El mayor echóse hacia atrás y lanzando una bocanada de humo dijo:

—¡Oh, es eso! ¡Claro, debí haberlo supuesto! Un asunto muy triste.

—¿Lo sabe ya?

—Lo leí en la Prensa de ayer noche. Una pena.

—Creo que conoció a la señora Alien en la India.

—Sí, de eso hace ya algunos años.

—¿Conoció también a su marido?

Hubo una pausa, sólo durante una fracción de segundo, mientras sus ojillos de rata miraban rápidamente a los dos hombres, y al cabo repuso:

—No; a decir verdad nunca conocí a Alien.

—Pero ¿sabía algo de él?

—Oí decir que era un bala perdida. Claro que sólo era un rumor.

—¿La señora Alien no decía nada?

—Nunca hablaba de él.

—¿Intimó mucho con ella?

El mayor se encogió de hombros.

—Éramos viejos amigos, ¿sabe? Pero no nos veíamos con mucha frecuencia.

—Pero ¿la vio la noche pasada? ¿La noche del cinco de noviembre?

—Sí, es cierto.

—¿Creo que fue a verla a su casa?

El mayor Eustace asintió. Su voz adquirió un tono afligido.

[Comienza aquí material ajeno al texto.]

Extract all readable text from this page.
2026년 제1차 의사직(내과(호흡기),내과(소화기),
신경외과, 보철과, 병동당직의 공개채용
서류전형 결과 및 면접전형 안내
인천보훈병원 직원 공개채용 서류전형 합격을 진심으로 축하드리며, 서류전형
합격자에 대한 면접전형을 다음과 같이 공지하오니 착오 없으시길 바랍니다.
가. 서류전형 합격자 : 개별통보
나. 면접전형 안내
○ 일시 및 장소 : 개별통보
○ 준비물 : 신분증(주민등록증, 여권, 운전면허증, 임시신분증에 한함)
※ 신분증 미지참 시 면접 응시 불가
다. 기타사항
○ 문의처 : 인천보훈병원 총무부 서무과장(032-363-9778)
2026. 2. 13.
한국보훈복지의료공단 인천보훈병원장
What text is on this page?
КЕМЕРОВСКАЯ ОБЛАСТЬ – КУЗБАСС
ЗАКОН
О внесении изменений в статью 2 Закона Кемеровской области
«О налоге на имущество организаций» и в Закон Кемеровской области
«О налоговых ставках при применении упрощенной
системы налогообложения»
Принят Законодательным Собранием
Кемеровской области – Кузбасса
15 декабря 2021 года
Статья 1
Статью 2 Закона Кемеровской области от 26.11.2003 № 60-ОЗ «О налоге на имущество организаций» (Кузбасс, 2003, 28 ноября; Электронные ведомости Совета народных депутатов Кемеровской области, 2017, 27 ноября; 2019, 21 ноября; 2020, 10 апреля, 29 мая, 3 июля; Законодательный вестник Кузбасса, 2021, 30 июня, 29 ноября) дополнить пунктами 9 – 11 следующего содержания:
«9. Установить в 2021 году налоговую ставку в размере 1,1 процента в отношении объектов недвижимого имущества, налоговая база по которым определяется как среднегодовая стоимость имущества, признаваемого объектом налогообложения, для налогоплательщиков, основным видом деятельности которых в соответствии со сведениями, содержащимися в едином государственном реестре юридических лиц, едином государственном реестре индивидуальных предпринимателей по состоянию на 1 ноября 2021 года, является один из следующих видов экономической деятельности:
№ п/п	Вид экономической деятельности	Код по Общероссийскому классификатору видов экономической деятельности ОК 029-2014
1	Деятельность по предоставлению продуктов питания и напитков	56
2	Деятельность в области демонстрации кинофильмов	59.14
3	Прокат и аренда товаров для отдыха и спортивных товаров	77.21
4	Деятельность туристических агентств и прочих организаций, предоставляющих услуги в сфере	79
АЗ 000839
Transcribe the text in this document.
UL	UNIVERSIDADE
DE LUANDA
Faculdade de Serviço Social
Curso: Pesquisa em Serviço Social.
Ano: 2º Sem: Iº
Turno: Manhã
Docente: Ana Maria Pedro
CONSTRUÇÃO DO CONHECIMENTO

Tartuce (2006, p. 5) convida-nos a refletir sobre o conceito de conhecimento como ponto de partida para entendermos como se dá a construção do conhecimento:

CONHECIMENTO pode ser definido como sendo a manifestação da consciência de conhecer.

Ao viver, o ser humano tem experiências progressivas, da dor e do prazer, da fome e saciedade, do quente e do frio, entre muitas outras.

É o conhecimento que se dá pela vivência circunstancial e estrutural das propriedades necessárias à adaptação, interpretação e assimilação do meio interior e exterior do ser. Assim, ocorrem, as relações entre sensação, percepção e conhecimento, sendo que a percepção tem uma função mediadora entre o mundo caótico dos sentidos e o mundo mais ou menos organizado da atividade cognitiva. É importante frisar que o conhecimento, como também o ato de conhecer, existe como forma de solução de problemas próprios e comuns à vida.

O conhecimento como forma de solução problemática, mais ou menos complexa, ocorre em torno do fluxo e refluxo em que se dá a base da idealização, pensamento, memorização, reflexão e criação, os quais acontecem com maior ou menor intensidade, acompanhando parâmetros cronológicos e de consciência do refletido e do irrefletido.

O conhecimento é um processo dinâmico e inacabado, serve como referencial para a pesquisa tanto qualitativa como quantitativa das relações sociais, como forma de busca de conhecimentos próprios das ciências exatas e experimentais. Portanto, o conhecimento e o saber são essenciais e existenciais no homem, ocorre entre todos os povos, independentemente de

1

—Sí, me pidió que la aconsejara acerca de algunas inversiones. Claro, comprendo lo que ustedes quieren saber... su estado de ánimo y todo eso. Bien, es difícil de decir, la verdad. Parecía bastante normal y sin embargo, ahora que lo pienso, creo qué estaba un poco sobresaltada.

—Pero ¿no le insinuó lo que pensaba hacer?

—Ni remotamente. A decir verdad, cuando me despedí de ella le dije que la llamaría pronto para salir juntos.

—¿Le dijo que le telefonearía? ¿Fueron éstas sus últimas palabras?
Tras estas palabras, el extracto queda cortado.